Jon Hunt, Toyota UK’s Mirai project lead tells me: “A key advantage of switching to hydrogen as an energy carrier is that hydrogen can be produced from surplus energy, coupled to any zero emission renewable source on or off the grid and stored indefinitely until needed.
“Conversion efficiency is desirable but less important when the energy is surplus. Solar panels can’t provide energy in the dark, nor wind turbines when it is calm, so it is not possible to rely on these to be available to charge batteries. Batteries need to be charged on demand and require the grid to provide power immediately in the locality. Any significant increase in battery electric vehicles will require considerable investment in energy production and distribution.”

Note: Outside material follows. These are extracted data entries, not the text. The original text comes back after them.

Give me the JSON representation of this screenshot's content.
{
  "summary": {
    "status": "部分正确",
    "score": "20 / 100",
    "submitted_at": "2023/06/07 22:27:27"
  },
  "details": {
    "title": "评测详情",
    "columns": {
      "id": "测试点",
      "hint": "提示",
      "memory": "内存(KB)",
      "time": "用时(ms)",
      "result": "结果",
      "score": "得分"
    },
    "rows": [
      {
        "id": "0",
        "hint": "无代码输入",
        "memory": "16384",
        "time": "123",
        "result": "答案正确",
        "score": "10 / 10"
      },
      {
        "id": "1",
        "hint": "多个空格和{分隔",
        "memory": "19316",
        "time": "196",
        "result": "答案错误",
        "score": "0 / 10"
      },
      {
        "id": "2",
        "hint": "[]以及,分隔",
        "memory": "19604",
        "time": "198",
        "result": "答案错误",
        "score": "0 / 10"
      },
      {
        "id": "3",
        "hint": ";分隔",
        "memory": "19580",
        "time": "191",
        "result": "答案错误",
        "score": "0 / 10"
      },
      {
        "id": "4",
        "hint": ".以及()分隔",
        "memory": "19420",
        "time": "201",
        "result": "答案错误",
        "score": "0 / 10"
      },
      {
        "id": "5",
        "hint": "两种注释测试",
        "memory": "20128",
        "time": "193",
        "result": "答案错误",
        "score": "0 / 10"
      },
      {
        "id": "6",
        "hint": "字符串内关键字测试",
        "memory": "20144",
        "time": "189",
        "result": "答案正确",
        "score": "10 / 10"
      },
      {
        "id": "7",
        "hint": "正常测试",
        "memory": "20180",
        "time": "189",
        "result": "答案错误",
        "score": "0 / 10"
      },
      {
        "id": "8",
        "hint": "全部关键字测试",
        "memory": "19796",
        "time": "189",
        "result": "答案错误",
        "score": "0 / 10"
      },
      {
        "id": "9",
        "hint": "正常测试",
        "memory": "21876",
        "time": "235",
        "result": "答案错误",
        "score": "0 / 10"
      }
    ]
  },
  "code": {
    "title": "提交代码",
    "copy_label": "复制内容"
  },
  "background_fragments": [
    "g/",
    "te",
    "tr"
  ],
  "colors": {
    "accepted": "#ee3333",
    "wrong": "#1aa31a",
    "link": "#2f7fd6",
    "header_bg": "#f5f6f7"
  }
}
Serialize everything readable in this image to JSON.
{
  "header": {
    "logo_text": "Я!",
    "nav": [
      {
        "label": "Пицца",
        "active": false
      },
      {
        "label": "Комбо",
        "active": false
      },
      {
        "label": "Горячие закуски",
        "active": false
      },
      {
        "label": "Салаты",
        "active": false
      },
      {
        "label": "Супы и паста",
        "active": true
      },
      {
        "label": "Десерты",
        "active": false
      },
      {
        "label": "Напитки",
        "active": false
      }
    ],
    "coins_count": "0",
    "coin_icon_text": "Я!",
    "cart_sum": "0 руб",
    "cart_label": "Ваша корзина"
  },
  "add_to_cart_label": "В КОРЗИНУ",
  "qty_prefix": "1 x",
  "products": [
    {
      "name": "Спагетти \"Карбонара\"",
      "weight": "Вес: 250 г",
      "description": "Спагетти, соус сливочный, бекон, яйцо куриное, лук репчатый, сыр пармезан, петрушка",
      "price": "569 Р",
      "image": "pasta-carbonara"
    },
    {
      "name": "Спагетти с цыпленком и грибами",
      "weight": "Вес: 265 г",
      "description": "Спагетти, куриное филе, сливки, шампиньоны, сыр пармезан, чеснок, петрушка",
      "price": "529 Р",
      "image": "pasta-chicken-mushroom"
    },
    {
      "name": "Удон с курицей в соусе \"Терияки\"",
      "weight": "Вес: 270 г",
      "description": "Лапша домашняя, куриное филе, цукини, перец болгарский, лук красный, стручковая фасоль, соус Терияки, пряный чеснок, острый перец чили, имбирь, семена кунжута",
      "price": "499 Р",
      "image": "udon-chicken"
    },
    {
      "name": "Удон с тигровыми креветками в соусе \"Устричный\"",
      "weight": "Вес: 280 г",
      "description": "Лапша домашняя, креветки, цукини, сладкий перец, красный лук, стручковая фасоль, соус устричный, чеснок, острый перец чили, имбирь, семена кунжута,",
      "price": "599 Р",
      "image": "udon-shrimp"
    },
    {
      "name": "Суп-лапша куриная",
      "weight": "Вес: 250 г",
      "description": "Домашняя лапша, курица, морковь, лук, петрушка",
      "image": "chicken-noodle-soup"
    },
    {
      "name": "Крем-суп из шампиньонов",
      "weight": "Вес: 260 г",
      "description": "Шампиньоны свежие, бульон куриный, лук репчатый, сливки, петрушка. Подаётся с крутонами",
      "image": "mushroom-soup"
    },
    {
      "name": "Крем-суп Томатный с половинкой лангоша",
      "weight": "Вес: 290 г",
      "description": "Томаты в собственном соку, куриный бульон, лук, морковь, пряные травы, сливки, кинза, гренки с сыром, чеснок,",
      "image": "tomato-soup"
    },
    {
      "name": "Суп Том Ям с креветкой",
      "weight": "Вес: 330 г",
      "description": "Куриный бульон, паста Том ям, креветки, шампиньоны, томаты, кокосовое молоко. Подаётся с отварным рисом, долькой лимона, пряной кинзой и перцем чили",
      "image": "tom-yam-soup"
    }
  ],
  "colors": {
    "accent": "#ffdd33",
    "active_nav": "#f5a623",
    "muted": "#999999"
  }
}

If hydrogen does become popular in the domestic market, it’s likely that the commercial sector will pick up the technology first. There are already hydrogen buses operating around the world and, as of last month, Amazon and Walmart started switching to hydrogen forklift trucks at their warehouses.
“Increasing the range of a FCEV is achieved by making the hydrogen tank bigger which has only a small effect on the weight,” says Jon Hunt.
“The result is that hydrogen vehicles have a much longer range and can also be easily configured for heavy duty vehicles such as buses and haulage vehicles.”
In March, Alstom unveiled the world’s first hydrogen-powered passenger train, the Coradia iLint and last week the world’s first hydrogen-powered boat left France on a six-year journey to prove the experimental use of hydrogen in marine applications. Described as a “floating smart grid system”, the Energy Observer uses a mix of solar, wind and wave energy to create its own hydrogen on board.
More than 200 years have passed since François Isaac de Rivaz built his hydrogen-powered internal combustion “de Rivaz” engine, and more than 50 years since fuel cell technology began to be touted as an alternative to fossil fuels. While the scale of global R&D means we are likely to see further innovations in hydrogen fuel cell technology, it could be years before it becomes clear whether the Japanese vision of a hydrogen society will become a reality.